Leadership Council for Metropolitan Open Communities History
(8/01/2006 – 5/30/2008)
Civil rights activists, from left to right: Dr. King Bill Berry and Al Raby The Leadership Council for Metropolitan Open Communities was a nationally recognized fair housing organization founded at the end of Martin Luther King's Chicago Freedom Movement in 1966. For 40 years the Leadership Council fought against racial segregation in Chicago and around the country through litigation, direct housing assistance services and educational programs for real estate professionals. In 2006, the Council was disbanded for financial reasons. CURL has been working to collect an archive of information, interviews and documents about the history of the Council.

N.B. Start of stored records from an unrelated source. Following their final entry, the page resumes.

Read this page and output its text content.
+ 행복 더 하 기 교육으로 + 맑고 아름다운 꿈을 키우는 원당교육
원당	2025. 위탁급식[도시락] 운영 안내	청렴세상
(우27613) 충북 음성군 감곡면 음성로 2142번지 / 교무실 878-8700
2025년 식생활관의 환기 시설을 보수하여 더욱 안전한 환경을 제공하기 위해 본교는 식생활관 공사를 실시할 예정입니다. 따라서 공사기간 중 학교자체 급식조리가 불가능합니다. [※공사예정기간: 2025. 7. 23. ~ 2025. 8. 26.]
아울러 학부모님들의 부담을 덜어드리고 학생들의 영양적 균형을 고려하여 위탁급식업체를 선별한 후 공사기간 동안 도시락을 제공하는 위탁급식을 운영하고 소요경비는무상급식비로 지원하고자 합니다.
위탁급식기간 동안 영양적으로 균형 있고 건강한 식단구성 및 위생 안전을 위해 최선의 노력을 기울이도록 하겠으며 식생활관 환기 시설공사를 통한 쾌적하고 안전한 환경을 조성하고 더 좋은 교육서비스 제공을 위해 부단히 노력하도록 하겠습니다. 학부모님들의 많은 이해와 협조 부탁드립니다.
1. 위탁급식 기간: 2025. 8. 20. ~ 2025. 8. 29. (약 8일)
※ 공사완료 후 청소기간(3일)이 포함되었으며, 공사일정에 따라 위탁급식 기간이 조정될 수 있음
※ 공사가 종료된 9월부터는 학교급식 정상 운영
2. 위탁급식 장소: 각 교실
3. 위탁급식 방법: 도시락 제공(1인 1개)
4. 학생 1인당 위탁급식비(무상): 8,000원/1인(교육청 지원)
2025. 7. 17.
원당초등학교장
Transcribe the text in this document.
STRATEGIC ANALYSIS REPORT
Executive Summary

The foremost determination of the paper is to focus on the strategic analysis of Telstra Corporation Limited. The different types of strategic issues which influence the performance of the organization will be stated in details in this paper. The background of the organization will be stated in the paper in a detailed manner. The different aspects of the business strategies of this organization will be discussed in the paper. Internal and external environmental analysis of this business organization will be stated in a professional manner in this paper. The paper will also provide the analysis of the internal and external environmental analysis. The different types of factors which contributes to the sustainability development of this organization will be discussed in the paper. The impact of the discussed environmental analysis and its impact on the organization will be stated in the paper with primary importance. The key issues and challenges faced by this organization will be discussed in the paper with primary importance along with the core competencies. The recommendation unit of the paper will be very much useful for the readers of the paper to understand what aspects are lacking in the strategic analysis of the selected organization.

CURL conducted approximately 30 interviews with individuals who were involved with the Leadership Council in a variety of ways, from former executive directors, former board members, legal counsel for the legal assistance program, leaders from other organizations that did work with the Leadership Council, and national academic figures in fair housing issues. The topics covered include the formation of the Leadership Council, their key accomplishments (such as the Gatreaux program, the development of testing practices and their work with individual families), and the events that led to the dissolution of the organization.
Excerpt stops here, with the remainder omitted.